This article is taken from Professional Adviser, where Intelligent Partnership was featured. Click here to read the original article

The SIPP industry remains divided on alternative investments with 47% of AMPS conference delegates believing they should be restricted to high net worth clients.

Responding to a series of polls posed by Intelligent Partnership the remaining 53% said these investments could be used by anyone.

When asked how investors should access these investments 51% said they should only be available through advisers. The remainder said they could also be accessed on an execution only basis.

The polls showed that despite the FCA’s focus on Unregulated Collective Investments alternative assets still have a role to play in SIPPs.

Almost half (48%) of those polled said alternatives should account for between 10-20% of a portfolio. A further 42% said they should account for less than 10%.

Only 5% said there should be no allocation to these assets while a further 5% said they could account for more than 20% of a SIPP portfolio.

There was a clear interest in increasing regulation in the sector with 41% of delegates saying they wanted to see primary legislation. A further 32% were in favour of self-regulation while 17% said CP12/19 was enough. Over ten per cent (11%) said they didn’t want to see any regulation.

James Hay’s head of technical support Neil MacGillivray expressed surprise at the results: “I was quite comforted to begin with that people are still willing to use alternatives and limited them to no more than 20% of the portfolio,” he said.

“What surprised me though was the appetite for these investments especially in the light of capital adequacy requirements and the some high profile failures of these types of investment. We need to remember that this is someone’s pension and is it right for someone to invest in these things if they don’t have a large pension. I think we need to restrict these assets to high net worth clients.”
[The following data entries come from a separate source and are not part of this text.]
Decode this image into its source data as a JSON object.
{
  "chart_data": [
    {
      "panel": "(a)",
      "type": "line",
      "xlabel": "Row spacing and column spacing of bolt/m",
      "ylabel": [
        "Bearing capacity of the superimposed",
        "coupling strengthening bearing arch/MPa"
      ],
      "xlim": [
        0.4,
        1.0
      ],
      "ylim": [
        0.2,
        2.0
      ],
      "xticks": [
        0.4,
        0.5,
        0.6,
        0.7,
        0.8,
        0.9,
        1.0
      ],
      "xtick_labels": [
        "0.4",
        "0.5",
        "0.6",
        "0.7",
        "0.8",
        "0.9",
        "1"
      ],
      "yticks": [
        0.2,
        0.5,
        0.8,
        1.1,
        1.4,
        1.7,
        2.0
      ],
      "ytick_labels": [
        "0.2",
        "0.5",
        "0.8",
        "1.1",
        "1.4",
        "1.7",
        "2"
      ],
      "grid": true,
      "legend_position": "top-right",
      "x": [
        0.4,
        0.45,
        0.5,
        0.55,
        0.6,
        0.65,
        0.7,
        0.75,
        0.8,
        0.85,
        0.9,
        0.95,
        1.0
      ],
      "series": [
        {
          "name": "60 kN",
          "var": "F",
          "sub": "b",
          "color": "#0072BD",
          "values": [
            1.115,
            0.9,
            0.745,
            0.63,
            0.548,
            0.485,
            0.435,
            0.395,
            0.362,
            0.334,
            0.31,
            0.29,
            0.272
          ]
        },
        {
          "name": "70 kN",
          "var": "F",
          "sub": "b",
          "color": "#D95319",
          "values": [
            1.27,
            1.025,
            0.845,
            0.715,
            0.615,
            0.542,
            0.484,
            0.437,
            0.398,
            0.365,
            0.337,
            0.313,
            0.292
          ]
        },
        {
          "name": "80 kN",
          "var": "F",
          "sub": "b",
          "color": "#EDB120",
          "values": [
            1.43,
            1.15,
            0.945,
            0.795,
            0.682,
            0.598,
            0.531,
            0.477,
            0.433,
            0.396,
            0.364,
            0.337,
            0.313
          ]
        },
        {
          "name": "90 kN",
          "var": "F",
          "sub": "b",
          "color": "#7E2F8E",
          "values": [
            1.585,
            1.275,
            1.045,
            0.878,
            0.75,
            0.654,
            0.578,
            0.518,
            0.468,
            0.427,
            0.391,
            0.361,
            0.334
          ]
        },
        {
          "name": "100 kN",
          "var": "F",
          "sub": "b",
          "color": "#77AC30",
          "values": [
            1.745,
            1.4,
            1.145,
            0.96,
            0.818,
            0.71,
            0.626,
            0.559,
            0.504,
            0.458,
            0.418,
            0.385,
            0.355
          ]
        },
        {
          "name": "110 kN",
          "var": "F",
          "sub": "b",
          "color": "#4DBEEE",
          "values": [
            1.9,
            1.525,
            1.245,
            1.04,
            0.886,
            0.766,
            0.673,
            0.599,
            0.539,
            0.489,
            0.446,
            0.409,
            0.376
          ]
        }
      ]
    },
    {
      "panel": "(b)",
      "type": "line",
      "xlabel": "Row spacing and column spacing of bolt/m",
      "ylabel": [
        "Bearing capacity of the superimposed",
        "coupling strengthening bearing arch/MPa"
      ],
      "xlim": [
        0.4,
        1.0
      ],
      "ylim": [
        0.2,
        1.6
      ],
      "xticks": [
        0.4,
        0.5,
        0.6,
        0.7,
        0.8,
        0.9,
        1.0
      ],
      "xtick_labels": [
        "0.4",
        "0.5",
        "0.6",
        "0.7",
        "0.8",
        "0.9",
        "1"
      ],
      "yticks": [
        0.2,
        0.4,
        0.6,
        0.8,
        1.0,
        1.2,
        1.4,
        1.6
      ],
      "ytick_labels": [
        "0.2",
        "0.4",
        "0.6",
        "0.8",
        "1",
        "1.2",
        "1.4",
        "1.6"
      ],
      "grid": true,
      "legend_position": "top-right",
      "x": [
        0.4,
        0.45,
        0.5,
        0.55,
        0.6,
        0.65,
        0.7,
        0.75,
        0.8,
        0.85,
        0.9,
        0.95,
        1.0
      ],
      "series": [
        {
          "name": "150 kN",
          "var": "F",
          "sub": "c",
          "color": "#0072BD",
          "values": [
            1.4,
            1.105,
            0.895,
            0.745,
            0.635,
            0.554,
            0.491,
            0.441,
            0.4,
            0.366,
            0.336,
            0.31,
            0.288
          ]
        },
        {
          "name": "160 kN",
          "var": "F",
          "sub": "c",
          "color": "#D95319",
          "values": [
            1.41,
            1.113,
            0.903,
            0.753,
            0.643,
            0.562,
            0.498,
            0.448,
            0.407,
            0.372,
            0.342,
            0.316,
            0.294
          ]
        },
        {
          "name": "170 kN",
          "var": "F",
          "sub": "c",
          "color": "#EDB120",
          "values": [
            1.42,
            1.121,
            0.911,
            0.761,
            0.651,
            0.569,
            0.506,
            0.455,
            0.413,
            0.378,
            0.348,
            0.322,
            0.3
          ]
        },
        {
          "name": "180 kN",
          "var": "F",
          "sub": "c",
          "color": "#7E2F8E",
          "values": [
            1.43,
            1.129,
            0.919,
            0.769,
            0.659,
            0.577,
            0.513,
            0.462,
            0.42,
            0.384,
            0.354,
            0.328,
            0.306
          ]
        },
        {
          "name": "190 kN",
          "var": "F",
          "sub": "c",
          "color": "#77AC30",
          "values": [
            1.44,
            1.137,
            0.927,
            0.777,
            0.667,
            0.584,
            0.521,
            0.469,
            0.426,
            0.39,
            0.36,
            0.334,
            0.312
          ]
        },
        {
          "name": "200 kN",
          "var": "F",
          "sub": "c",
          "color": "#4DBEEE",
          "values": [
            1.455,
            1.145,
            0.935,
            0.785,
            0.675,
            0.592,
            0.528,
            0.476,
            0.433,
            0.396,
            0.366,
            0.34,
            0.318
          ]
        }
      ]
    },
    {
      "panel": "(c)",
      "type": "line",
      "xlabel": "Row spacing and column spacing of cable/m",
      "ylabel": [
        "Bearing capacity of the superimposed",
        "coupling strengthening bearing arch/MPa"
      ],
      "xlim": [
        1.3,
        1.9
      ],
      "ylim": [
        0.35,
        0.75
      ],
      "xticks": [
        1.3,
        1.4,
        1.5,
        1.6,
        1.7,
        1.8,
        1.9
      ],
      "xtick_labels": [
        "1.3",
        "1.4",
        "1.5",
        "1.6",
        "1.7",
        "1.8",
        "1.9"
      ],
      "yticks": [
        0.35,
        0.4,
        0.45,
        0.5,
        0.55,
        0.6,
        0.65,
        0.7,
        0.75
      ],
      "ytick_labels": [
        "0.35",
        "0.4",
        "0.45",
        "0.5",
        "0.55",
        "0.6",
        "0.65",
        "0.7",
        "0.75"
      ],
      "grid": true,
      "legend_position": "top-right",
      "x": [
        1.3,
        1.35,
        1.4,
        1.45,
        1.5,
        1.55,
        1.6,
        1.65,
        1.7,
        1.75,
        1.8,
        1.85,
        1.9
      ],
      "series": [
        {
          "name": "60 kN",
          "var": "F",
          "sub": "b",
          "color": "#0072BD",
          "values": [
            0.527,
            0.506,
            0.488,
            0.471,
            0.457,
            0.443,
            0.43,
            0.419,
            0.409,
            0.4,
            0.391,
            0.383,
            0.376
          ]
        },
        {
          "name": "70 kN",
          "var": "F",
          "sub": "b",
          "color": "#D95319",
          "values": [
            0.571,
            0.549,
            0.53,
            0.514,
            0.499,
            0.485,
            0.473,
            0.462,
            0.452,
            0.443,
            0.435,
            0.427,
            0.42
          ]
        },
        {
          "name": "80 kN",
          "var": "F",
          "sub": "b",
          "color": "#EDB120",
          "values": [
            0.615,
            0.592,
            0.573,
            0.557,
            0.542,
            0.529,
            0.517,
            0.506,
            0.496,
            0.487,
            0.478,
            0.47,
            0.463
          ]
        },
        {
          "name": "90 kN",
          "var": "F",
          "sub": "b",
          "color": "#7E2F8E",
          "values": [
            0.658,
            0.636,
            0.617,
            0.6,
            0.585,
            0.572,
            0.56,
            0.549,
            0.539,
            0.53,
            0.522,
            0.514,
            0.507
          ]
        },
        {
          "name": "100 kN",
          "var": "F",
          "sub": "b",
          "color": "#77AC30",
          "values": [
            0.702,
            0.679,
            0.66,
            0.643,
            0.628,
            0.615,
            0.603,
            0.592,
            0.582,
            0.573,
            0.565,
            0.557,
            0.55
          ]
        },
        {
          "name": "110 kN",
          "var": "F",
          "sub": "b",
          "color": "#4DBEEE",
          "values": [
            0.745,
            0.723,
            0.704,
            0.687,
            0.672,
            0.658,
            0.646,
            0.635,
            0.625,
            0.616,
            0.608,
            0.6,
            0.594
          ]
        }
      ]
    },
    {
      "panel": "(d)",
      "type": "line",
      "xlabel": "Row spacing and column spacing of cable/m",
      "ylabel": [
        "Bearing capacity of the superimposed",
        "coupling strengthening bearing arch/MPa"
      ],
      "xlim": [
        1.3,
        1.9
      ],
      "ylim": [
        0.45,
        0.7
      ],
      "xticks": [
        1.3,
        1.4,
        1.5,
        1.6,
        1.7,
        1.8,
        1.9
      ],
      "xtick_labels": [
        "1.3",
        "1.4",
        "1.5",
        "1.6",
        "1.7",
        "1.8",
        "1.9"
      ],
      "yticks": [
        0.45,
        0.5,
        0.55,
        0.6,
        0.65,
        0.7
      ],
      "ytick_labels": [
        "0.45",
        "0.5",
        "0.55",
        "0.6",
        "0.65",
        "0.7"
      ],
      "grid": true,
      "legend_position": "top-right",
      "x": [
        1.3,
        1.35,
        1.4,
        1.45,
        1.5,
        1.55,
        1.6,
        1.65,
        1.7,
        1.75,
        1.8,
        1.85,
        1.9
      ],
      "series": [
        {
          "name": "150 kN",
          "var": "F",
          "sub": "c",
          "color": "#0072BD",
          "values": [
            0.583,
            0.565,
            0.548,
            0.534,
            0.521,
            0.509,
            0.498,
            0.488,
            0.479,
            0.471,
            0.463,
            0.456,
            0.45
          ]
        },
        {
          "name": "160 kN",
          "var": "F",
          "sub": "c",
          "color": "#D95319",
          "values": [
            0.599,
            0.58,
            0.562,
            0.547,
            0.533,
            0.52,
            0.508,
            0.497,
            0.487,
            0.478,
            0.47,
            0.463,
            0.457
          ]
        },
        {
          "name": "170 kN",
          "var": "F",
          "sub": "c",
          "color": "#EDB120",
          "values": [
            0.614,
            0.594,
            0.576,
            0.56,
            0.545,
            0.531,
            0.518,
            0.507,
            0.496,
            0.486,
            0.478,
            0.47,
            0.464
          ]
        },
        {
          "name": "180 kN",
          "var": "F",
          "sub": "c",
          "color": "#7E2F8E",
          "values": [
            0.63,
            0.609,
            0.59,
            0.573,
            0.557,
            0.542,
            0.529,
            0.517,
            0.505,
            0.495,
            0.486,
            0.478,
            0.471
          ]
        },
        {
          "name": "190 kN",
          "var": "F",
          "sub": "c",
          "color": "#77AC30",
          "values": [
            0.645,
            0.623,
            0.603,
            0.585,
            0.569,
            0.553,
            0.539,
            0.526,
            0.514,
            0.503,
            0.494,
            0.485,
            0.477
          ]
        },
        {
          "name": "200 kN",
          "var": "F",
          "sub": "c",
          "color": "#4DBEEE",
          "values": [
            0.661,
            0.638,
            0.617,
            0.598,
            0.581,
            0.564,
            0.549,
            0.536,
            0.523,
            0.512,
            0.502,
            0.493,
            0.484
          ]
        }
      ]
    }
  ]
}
Intelligent Partnership’s associate director Dan Kiernan said the results showed alternatives clearly have a role to play in SIPP portfolios.

“The results were interesting and show members want to use alternatives and advisers and SIPP providers also see the sense in using them,” he said.

“However, the issue we face is having good quality products. I think papers like CP12/19 and CP12/33 will make providers and advisers more wary of what products they will use and will check the concentrations of alternative assets in portfolios. I think this will shrink the alternatives market but for the better. We will be able to offer people better quality products which is good news all round.”